The first decision is whether the goal is equal or equitable distribution. Equality means that everyone gets the same inheritance, regardless of their situation. Equity is a bit more challenging, since everyone inherits what they need to succeed, and chances are that each of their needs are different.
Considering the needs and individual circumstances could be a more suitable way to help your heirs.
Consider one adult child who enjoys good health, and owns a business and a mortgage-free house, while their sibling cannot work and depends on government benefits. An equal solution would split the inheritance equally, but in an equitable distribution, the child who can’t work would receive more financial support and a Special Needs Trust to protect their benefits.
Trusts are the preferred method of estate planners because they bypass probate, offer tax advantages and protect assets from creditors. They also allow grantors to ensure distribution as desired. Trusts can be revocable or irrevocable, living or testamentary, and can be designed to include custom rules to suit any situation.
However, there are two asset classes presenting challenges to distributing equitably, even with a trust.
Distribution of complex holdings like real estate property and family-owned businesses requires considerably more planning than simply splitting a bank account.
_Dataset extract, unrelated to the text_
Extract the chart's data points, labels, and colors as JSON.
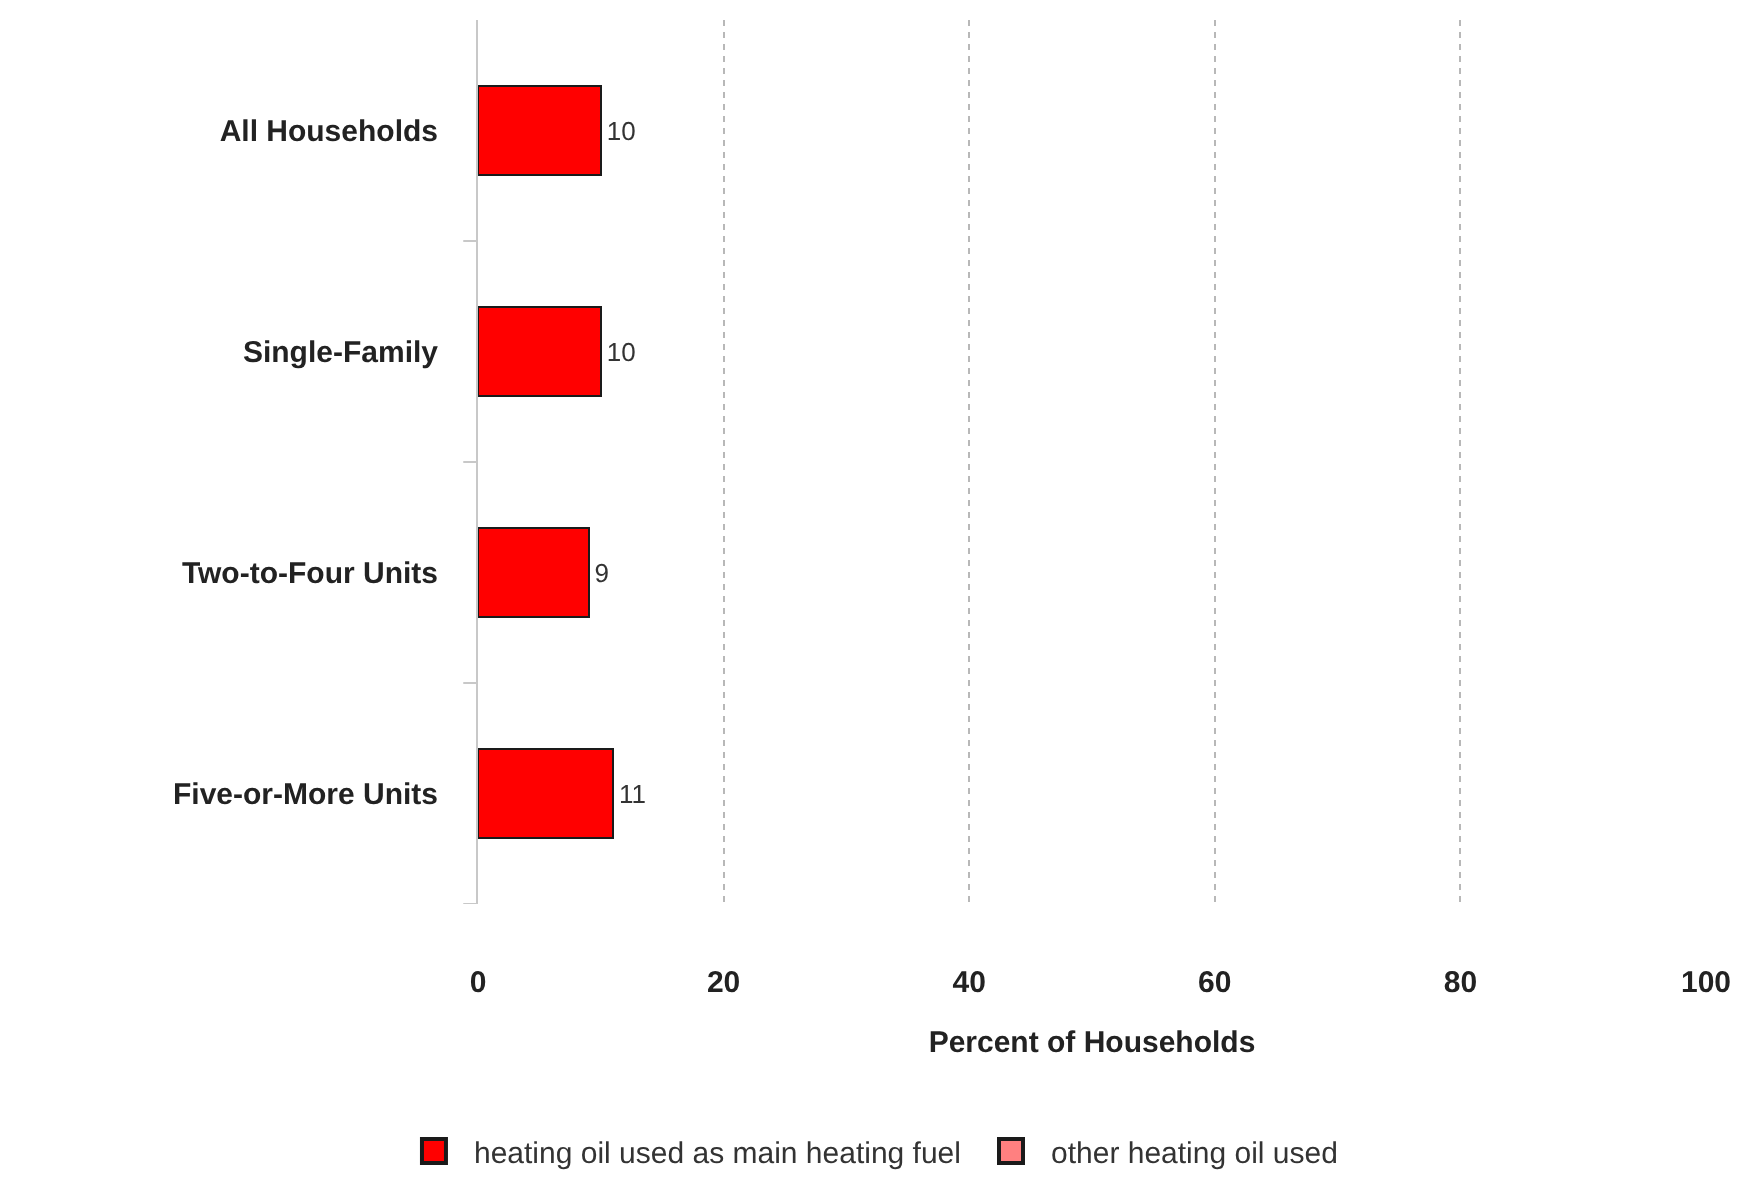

Consideration needs to be given to the dynamics of beneficiaries and what potential issues may arise.
In the case of a family business, the challenge is deciding whether or not to liquidate the property and distribute the proceeds or determining how to establish ownership among the siblings.
If one or more heirs want to continue to own the business and others do not, a buy-sell agreement will be needed so they can buy the other’s shares at a predetermined price, thereby ensuring all receive fair compensation. A professional appraisal will be critical to establishing the current market value, ensuring fair distributions.
Another way to resolve this is to create a Family Limited Partnership (FLP) to maintain control within the family, while distributing profits equitably.
What if heirs want vastly different outcomes, and you’d like to simplify matters? One answer is to have crystal-clear language in your will stating if beneficiaries can’t reach an agreement on what should happen to the business, it will be liquidated and the proceeds divided.
An experienced estate planning attorney will help determine the best way to achieve your goals based on your family’s situation and your wishes.